В своей кровати закопошилась Ира. Мама вздохнула, оттянув горловину водолазки.
– Я её успокою. Ты иди, ложись, – глухо пробормотала Яна.
– Тебя бы кто успокоил. И образумил, – поправляя смятую простынь, ответила мать. – Утром рейд, помнишь? Не смей ничего прятать.
Яна кивнула. В голове тут же защёлкало, что можно оставить рейдовикам, а что надо спрятать сейчас же. Больше всего, конечно, дадут за дневник, за очередные три страницы.

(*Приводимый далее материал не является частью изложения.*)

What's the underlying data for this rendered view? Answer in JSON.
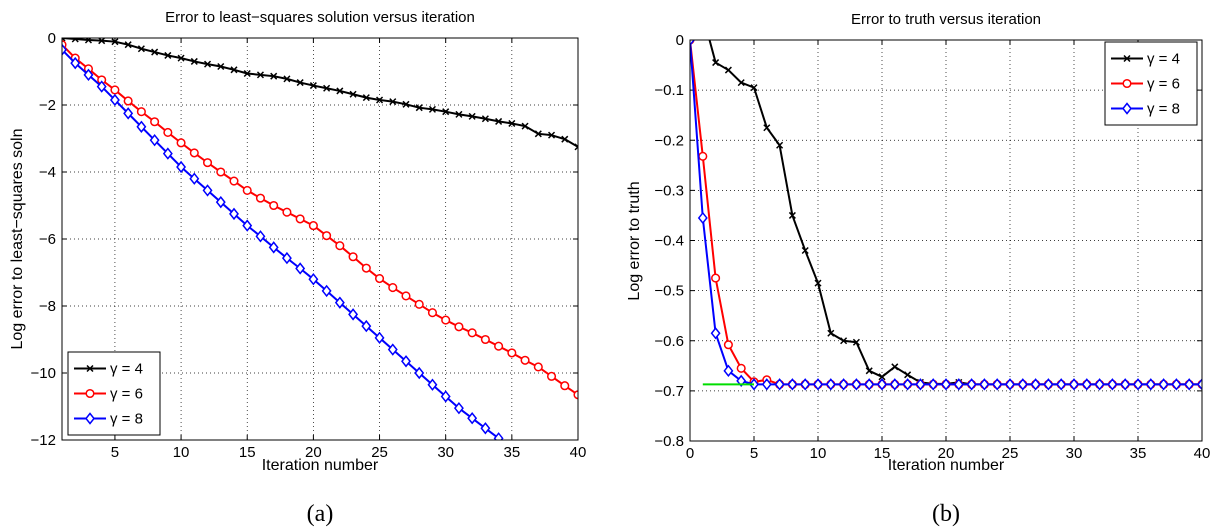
{
  "chart_data": [
    {
      "type": "line",
      "panel": "(a)",
      "title": "Error to least−squares solution versus iteration",
      "xlabel": "Iteration number",
      "ylabel": "Log error to least−squares soln",
      "xlim": [
        1,
        40
      ],
      "ylim": [
        -12,
        0
      ],
      "xticks": [
        5,
        10,
        15,
        20,
        25,
        30,
        35,
        40
      ],
      "yticks": [
        0,
        -2,
        -4,
        -6,
        -8,
        -10,
        -12
      ],
      "grid": true,
      "legend_position": "bottom-left",
      "series": [
        {
          "name": "γ = 4",
          "color": "#000000",
          "marker": "x",
          "x": [
            1,
            2,
            3,
            4,
            5,
            6,
            7,
            8,
            9,
            10,
            11,
            12,
            13,
            14,
            15,
            16,
            17,
            18,
            19,
            20,
            21,
            22,
            23,
            24,
            25,
            26,
            27,
            28,
            29,
            30,
            31,
            32,
            33,
            34,
            35,
            36,
            37,
            38,
            39,
            40
          ],
          "y": [
            0.0,
            -0.03,
            -0.06,
            -0.08,
            -0.11,
            -0.2,
            -0.32,
            -0.42,
            -0.52,
            -0.6,
            -0.7,
            -0.78,
            -0.85,
            -0.95,
            -1.06,
            -1.1,
            -1.14,
            -1.22,
            -1.33,
            -1.42,
            -1.5,
            -1.58,
            -1.68,
            -1.78,
            -1.85,
            -1.9,
            -1.98,
            -2.08,
            -2.13,
            -2.2,
            -2.28,
            -2.34,
            -2.41,
            -2.49,
            -2.55,
            -2.63,
            -2.86,
            -2.9,
            -3.02,
            -3.25
          ]
        },
        {
          "name": "γ = 6",
          "color": "#ff0000",
          "marker": "o",
          "x": [
            1,
            2,
            3,
            4,
            5,
            6,
            7,
            8,
            9,
            10,
            11,
            12,
            13,
            14,
            15,
            16,
            17,
            18,
            19,
            20,
            21,
            22,
            23,
            24,
            25,
            26,
            27,
            28,
            29,
            30,
            31,
            32,
            33,
            34,
            35,
            36,
            37,
            38,
            39,
            40
          ],
          "y": [
            -0.2,
            -0.6,
            -0.92,
            -1.25,
            -1.55,
            -1.88,
            -2.2,
            -2.5,
            -2.82,
            -3.13,
            -3.43,
            -3.72,
            -4.0,
            -4.27,
            -4.55,
            -4.78,
            -5.0,
            -5.2,
            -5.4,
            -5.6,
            -5.9,
            -6.2,
            -6.53,
            -6.87,
            -7.18,
            -7.45,
            -7.7,
            -7.95,
            -8.2,
            -8.42,
            -8.62,
            -8.8,
            -9.0,
            -9.2,
            -9.4,
            -9.62,
            -9.82,
            -10.1,
            -10.38,
            -10.65
          ]
        },
        {
          "name": "γ = 8",
          "color": "#0000ff",
          "marker": "d",
          "x": [
            1,
            2,
            3,
            4,
            5,
            6,
            7,
            8,
            9,
            10,
            11,
            12,
            13,
            14,
            15,
            16,
            17,
            18,
            19,
            20,
            21,
            22,
            23,
            24,
            25,
            26,
            27,
            28,
            29,
            30,
            31,
            32,
            33,
            34,
            35,
            36
          ],
          "y": [
            -0.35,
            -0.75,
            -1.1,
            -1.45,
            -1.85,
            -2.25,
            -2.65,
            -3.05,
            -3.45,
            -3.85,
            -4.2,
            -4.55,
            -4.9,
            -5.25,
            -5.6,
            -5.92,
            -6.25,
            -6.57,
            -6.88,
            -7.2,
            -7.55,
            -7.9,
            -8.25,
            -8.6,
            -8.95,
            -9.3,
            -9.65,
            -10.0,
            -10.35,
            -10.7,
            -11.05,
            -11.35,
            -11.65,
            -11.95,
            -12.25,
            -12.55
          ]
        }
      ]
    },
    {
      "type": "line",
      "panel": "(b)",
      "title": "Error to truth versus iteration",
      "xlabel": "Iteration number",
      "ylabel": "Log error to truth",
      "xlim": [
        0,
        40
      ],
      "ylim": [
        -0.8,
        0
      ],
      "xticks": [
        0,
        5,
        10,
        15,
        20,
        25,
        30,
        35,
        40
      ],
      "yticks": [
        0,
        -0.1,
        -0.2,
        -0.3,
        -0.4,
        -0.5,
        -0.6,
        -0.7,
        -0.8
      ],
      "ytick_labels": [
        "0",
        "−0.1",
        "−0.2",
        "−0.3",
        "−0.4",
        "−0.5",
        "−0.6",
        "−0.7",
        "−0.8"
      ],
      "grid": true,
      "legend_position": "top-right",
      "series": [
        {
          "name": "γ = 4",
          "color": "#000000",
          "marker": "x",
          "x": [
            0,
            1,
            2,
            3,
            4,
            5,
            6,
            7,
            8,
            9,
            10,
            11,
            12,
            13,
            14,
            15,
            16,
            17,
            18,
            19,
            20,
            21,
            22,
            23,
            24,
            25,
            26,
            27,
            28,
            29,
            30,
            31,
            32,
            33,
            34,
            35,
            36,
            37,
            38,
            39,
            40
          ],
          "y": [
            0,
            0.05,
            -0.045,
            -0.06,
            -0.085,
            -0.095,
            -0.175,
            -0.21,
            -0.35,
            -0.42,
            -0.485,
            -0.585,
            -0.6,
            -0.603,
            -0.66,
            -0.672,
            -0.652,
            -0.668,
            -0.683,
            -0.686,
            -0.686,
            -0.683,
            -0.687,
            -0.687,
            -0.687,
            -0.687,
            -0.687,
            -0.687,
            -0.687,
            -0.687,
            -0.687,
            -0.687,
            -0.687,
            -0.687,
            -0.687,
            -0.687,
            -0.687,
            -0.687,
            -0.687,
            -0.687,
            -0.687
          ]
        },
        {
          "name": "γ = 6",
          "color": "#ff0000",
          "marker": "o",
          "x": [
            0,
            1,
            2,
            3,
            4,
            5,
            6,
            7,
            8,
            9,
            10,
            11,
            12,
            13,
            14,
            15,
            16,
            17,
            18,
            19,
            20,
            21,
            22,
            23,
            24,
            25,
            26,
            27,
            28,
            29,
            30,
            31,
            32,
            33,
            34,
            35,
            36,
            37,
            38,
            39,
            40
          ],
          "y": [
            0,
            -0.232,
            -0.475,
            -0.608,
            -0.655,
            -0.682,
            -0.678,
            -0.687,
            -0.687,
            -0.687,
            -0.687,
            -0.687,
            -0.687,
            -0.687,
            -0.687,
            -0.687,
            -0.687,
            -0.687,
            -0.687,
            -0.687,
            -0.687,
            -0.687,
            -0.687,
            -0.687,
            -0.687,
            -0.687,
            -0.687,
            -0.687,
            -0.687,
            -0.687,
            -0.687,
            -0.687,
            -0.687,
            -0.687,
            -0.687,
            -0.687,
            -0.687,
            -0.687,
            -0.687,
            -0.687,
            -0.687
          ]
        },
        {
          "name": "γ = 8",
          "color": "#0000ff",
          "marker": "d",
          "x": [
            0,
            1,
            2,
            3,
            4,
            5,
            6,
            7,
            8,
            9,
            10,
            11,
            12,
            13,
            14,
            15,
            16,
            17,
            18,
            19,
            20,
            21,
            22,
            23,
            24,
            25,
            26,
            27,
            28,
            29,
            30,
            31,
            32,
            33,
            34,
            35,
            36,
            37,
            38,
            39,
            40
          ],
          "y": [
            0,
            -0.355,
            -0.585,
            -0.66,
            -0.68,
            -0.687,
            -0.687,
            -0.687,
            -0.687,
            -0.687,
            -0.687,
            -0.687,
            -0.687,
            -0.687,
            -0.687,
            -0.687,
            -0.687,
            -0.687,
            -0.687,
            -0.687,
            -0.687,
            -0.687,
            -0.687,
            -0.687,
            -0.687,
            -0.687,
            -0.687,
            -0.687,
            -0.687,
            -0.687,
            -0.687,
            -0.687,
            -0.687,
            -0.687,
            -0.687,
            -0.687,
            -0.687,
            -0.687,
            -0.687,
            -0.687,
            -0.687
          ]
        },
        {
          "color": "#00dd00",
          "marker": "none",
          "x": [
            1,
            5
          ],
          "y": [
            -0.687,
            -0.687
          ]
        }
      ]
    }
  ]
}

Дождавшись, пока мать выйдет, Яна подбежала к столу и под хныканье сестры вытащила из-под учебников исписанные клочки кальки. Скатала их в шарики и уже засовывала под стельки ботинок, когда ширма снова отодвинулась. Яна вздрогнула и резким движением отправила ботинки под кровать. Мать, просунув голову в комнату, попросила:
– Сходи завтра перед школой со мной на участок. Там ночью опять собирались. Окурков полно, осколков. Надо убраться. Ты чего это сидишь там?
– Уронила… карандаш. Сейчас подниму. Я схожу завтра с тобой, конечно.
Мать, кивнув, исчезла. Яна запихнула ботинки поглубже и на цыпочках приблизилась к кровати Иры. Прошептала:
– Чего плачешь, Ириска?
Сестра всхлипнула во сне. Яна положила ладонь ей на лоб, пощупала запястья.
– Ш-ш. Ш-ш-ш…
Сон накатывал тяжёлыми, отупляющими волнами. Продолжая мурлыкать что-то успокаивающее, она подоткнула сестре одеяло и забралась в собственную постель.
4
Если вам не хочется…
Не надоело со мной возиться?
Я запрещаю прощать и верить!
Перед глазами проходят лица;
Все вы под маской людей, как звери.
– Яна Андреевна.
Яна вздрогнула и подняла голову. По глазам резанул пронзительно-белый луч. Она сощурилась и, сморгнув слёзы, разглядела в проёме раскрывшейся двери силуэт. Скривившись, выплюнула:
– Не надоело со мной возиться? Небось вам и самому хочется поспать.
– Яна Андреевна, я хотел пригласить вас на ужин. Но если вы устали…
Она нервно расхохоталась, обхватив себя руками. Устала? Да она уже перестала ощущать себя человеком в этой промозглой каморке без воды, практически без нормальной пищи.
Щуман пожал плечами:
– Если вам не хочется…
– Да вы издеваетесь, – вытирая глаза, пробормотала она. Поднялась с койки, пошатнулась и схватилась за стену. – Чтобы я пропустила ужин… С чего такая щедрость, господин Щуман?
– Мы с вами так много времени провели вместе – и всё в официальной обстановке. Я хочу узнать вас получше, Яна.
Он не добавил привычного «Андреевна», и Яна уже выучила, что это значит: Щуман пытается вызвать её на откровенность, спровоцировать на близость. Отчего-то в этот раз ей захотелось подыграть.